There is a fine line between righteous and selfish anger, and I’ve noticed I tend to ride that line quite closely. I am always wound up in a way that seems as if an explosion of screams or tears could erupt at any moment—and that isn’t the way we were designed to operate. It’s exhausting to feel this way all the time.
Stewing in our anger and dwelling on everything that frustrates us (not just good, righteous anger) is never the way to engage the Heart of God in and through us. Yes, Jesus did flip the tables and drive people out of the temple, but He only did it once, and His anger was rooted in righteousness. He didn’t come back to the anger after taking action every 2 days and talk about how incredulous he was at the manner in which things had gone down. He didn’t rehash a desire to flip more tables or release more animals. He simply allowed anger to be a motivator for Kingdom work.
But where we are consumed by anger, we are more easily manipulated by Hell.
And, don’t get me wrong, anger is a good thing sometimes. Anger against things like racial injustice, human trafficking, abuse—all of these horrifying realities need a little anger driven at them to help overcome them further.
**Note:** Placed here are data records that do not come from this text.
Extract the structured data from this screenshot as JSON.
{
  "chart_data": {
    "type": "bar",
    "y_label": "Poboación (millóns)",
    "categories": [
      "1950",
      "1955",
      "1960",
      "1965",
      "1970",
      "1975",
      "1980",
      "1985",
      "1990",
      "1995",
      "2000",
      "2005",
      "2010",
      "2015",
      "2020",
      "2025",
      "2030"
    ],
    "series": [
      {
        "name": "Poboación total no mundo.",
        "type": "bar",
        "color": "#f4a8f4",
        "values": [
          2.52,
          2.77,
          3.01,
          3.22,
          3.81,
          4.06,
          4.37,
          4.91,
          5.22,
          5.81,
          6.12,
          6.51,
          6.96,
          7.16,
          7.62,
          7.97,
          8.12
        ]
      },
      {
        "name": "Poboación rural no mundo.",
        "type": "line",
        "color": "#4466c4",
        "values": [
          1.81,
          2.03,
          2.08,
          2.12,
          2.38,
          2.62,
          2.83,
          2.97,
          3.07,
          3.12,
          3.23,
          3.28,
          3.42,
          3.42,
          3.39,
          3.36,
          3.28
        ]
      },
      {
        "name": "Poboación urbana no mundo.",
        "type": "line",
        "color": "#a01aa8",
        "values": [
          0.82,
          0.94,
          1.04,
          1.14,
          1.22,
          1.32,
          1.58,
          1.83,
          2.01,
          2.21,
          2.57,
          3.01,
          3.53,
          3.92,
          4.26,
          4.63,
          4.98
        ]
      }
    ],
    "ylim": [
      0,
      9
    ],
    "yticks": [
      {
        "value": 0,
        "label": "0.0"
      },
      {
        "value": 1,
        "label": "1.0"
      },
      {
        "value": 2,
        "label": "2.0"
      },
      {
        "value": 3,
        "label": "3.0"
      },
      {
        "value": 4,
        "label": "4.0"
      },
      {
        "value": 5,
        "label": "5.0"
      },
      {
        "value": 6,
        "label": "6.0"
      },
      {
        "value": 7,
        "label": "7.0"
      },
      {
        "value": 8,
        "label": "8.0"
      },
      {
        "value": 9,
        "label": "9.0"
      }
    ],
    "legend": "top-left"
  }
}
But even in our anger that is good and well-directed, we are not to be consumed by it.
One of the most fascinating things I’ve noticed in survivors of violence, specifically human trafficking victims, is not the anger they feel or have directed toward their kidnappers and abusers but the pity and authentic forgiveness they have. It is the most God-like expression of forgiveness I could ever imagine. Is there anger there? Of course—I’m certain of it—I would be angry if so much was taken from me. In fact, there is a large handful of people rescued from trafficking who eventually go back in to working to end human trafficking. The pity and forgiveness does not stop the action—it actually encourages justice and relief in a way that is unique to the pursuit of biblical freedom. The greatest lesson I’ve learned from them is that anger does not have to be in charge. Anger helps drive change, but it only damages if it’s given total control.
“And ‘don’t sin by letting anger control you.’ Don’t let the sun go down while you are still angry, for anger gives a foothold to the devil.” (Ephesians 4:26-27)
And another thing—anger is exhausting. It only takes us so far, and once it has reached past the point of helpfulness, it produces weariness, which I can attest to all-too-well by the many hours I’ve spent in tears and frustration, lying in bed with an overwhelming sense of injustice. And yet, when I came out of that overwhelmed anger-state, the problems that were frustrating me were still present and nothing was solved by my anger because internal turmoil doesn’t solve external realities.
Actions speak much louder than anger, and they bring about a lot more change, too. We can be angry all day long, but if that anger isn’t accompanied by fruitful endeavors, we’ve done nothing of importance. I think we’ve convinced ourselves that passionate anger translates to effectiveness, but unfortunately for us, it does not. I know rather well—if it did, I would be the most accomplished woman in the world.
Even well-directed anger is still easily manipulated. The most accurately righteous anger we can have is what we aim at the kingdom of Hell, and even then, that anger, too overbearing and too obsessive, can become unhealthy. Anger at the kingdom of Hell also only goes so far—too much anger makes us ineffective, which is exactly what Hell is aiming for in our lives anyway. Where anger is king, inefficiency, ineffectiveness, and inconsistency reign supreme. Anger, when left to do as it pleases, becomes prideful and self-righteous.
And at the end of the day, anger is an emotion—an important emotion, but an emotion nonetheless. And as much as our emotions can be helpful, they also incline us to getting hurt rather quickly when left unchecked. Anger is important and it’s good, but only to the extent that it draws us into greater Holiness and more effective actions of Justice and Freedom inclined to the Kingdom of Heaven.
“Good and evil both increase at compound interest. That is why the little decisions you and I make every day are of such infinite importance.” (C.S. Lewis) Anger, in any capacity, will do the same as Lewis mentions of good and evil. We must be quite self-aware to do well enough to catch ourselves in the midst of being overcome by anything but Holiness and the Presence.